Вот почему старая актерская традиция постепенно сглаживала и закругляла изломы, сделанные в роли Кречинского режиссерской рукой. Массивная фигура, оказавшаяся нейтральной по отношению к новому быту, возвращалась в паноптикум типов «отжитого времени». Интерес зрителей концентрировался вокруг Ильинского — Расплюева. Трагикомедия подонка, сыгранная с клоунской эксцентричностью и с циничной откровенностью, стала окончательным, подлинным содержанием спектакля. Непрямо, даже почти неуловимо, она связывалась все же с реальностью, — с той реальностью, в которой все сорвалось со своих привычных мест, все сдвинулось, сместилось, понеслось в небывалом, охватившем страну энтузиазме стройки. Не всем было дано видеть «размаха шаги саженьи». Некоторые почувствовали себя выбитыми из колеи. Для обывателей расплюевское «и ударь, и раз ударь, и два ударь. Ну, удовольствуй себя, да и отстань! » — вполне согласовывалось с их отношением к жизни.

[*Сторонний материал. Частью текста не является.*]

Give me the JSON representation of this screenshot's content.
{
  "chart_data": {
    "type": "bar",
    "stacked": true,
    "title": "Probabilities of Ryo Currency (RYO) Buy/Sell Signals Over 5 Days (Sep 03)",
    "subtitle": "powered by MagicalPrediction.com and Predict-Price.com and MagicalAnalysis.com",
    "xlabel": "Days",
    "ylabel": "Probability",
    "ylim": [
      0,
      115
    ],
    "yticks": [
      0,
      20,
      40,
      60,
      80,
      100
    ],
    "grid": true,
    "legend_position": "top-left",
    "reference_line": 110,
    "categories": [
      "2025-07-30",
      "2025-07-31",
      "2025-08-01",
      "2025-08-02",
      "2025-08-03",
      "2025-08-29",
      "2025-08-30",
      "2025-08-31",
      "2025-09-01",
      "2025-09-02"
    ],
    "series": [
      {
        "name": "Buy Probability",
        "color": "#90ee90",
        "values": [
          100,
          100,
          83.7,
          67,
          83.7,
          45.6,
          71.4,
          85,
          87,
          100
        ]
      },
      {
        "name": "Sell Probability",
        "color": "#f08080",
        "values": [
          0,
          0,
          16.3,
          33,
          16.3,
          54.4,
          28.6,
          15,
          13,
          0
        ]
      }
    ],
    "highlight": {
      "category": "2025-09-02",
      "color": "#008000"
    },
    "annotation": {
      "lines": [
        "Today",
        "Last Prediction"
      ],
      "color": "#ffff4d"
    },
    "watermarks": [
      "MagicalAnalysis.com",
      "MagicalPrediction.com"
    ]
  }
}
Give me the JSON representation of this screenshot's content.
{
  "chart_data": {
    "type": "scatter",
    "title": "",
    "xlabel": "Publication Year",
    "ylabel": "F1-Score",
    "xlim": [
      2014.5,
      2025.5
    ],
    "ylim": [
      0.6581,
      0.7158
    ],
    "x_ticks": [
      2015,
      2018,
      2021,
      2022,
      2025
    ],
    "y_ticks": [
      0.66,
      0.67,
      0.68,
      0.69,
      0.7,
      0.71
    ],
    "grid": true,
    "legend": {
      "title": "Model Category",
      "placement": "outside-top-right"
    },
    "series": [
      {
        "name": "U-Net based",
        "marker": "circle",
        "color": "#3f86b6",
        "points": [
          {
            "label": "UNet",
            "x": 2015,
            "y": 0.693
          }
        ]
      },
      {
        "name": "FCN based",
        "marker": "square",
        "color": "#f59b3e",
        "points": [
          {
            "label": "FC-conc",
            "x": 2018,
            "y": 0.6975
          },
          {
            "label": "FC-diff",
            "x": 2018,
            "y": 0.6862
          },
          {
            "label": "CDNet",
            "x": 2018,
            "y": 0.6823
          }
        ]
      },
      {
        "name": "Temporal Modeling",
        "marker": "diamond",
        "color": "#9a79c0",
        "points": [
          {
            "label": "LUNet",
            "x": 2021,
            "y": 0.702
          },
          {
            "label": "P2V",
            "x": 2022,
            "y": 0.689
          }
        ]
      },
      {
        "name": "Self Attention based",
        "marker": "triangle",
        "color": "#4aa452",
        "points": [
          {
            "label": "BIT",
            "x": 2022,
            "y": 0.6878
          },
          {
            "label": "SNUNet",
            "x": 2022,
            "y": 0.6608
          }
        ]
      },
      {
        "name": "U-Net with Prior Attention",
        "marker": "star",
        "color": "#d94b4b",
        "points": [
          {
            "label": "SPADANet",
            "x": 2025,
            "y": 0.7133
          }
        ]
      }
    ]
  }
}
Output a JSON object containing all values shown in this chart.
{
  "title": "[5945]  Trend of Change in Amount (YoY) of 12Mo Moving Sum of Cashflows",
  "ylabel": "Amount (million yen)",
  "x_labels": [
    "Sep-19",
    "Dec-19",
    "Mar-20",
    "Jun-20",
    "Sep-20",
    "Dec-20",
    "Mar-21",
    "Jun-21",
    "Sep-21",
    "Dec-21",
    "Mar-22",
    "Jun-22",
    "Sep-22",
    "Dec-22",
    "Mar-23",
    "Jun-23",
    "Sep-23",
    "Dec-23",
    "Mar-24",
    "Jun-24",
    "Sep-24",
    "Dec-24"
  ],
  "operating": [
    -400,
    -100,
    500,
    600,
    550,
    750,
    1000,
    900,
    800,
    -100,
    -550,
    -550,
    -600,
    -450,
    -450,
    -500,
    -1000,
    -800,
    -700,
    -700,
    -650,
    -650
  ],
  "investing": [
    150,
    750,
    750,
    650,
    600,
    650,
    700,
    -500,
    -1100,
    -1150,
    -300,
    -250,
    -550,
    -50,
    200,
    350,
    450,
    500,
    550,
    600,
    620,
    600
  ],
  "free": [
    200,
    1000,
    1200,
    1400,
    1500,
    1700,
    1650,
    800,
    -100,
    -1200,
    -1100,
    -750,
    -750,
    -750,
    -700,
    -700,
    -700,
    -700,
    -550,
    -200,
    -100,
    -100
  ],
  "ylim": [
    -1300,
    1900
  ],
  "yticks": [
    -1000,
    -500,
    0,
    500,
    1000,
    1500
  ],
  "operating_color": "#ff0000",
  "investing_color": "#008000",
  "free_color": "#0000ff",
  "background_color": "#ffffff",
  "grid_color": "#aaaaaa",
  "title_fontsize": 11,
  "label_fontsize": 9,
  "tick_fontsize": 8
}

Ильинский писал в своих мемуарах, что «Свадьба Кречинского» оказалась безусловной удачей, но оговаривался, что спектакль «не имел такого звучания и не прогремел так, как в свое время гремели другие спектакли Мейерхольда»[mxlvii].

Думается, все же, что удачи не было. Какое-то чувство подавленности, вялости, уныния разливалось по зрительному залу. Один только Ильинский, вырываясь из тьмы медлительного и мрачноватого зрелища, своими смелыми и бойкими «антре» преодолевал разобщенность сцены и зала. Что-то было неладно в театре Мейерхольда. Мейерхольд в этом спектакле никого не шокировал, не возмущал, не раздражал и не удивлял.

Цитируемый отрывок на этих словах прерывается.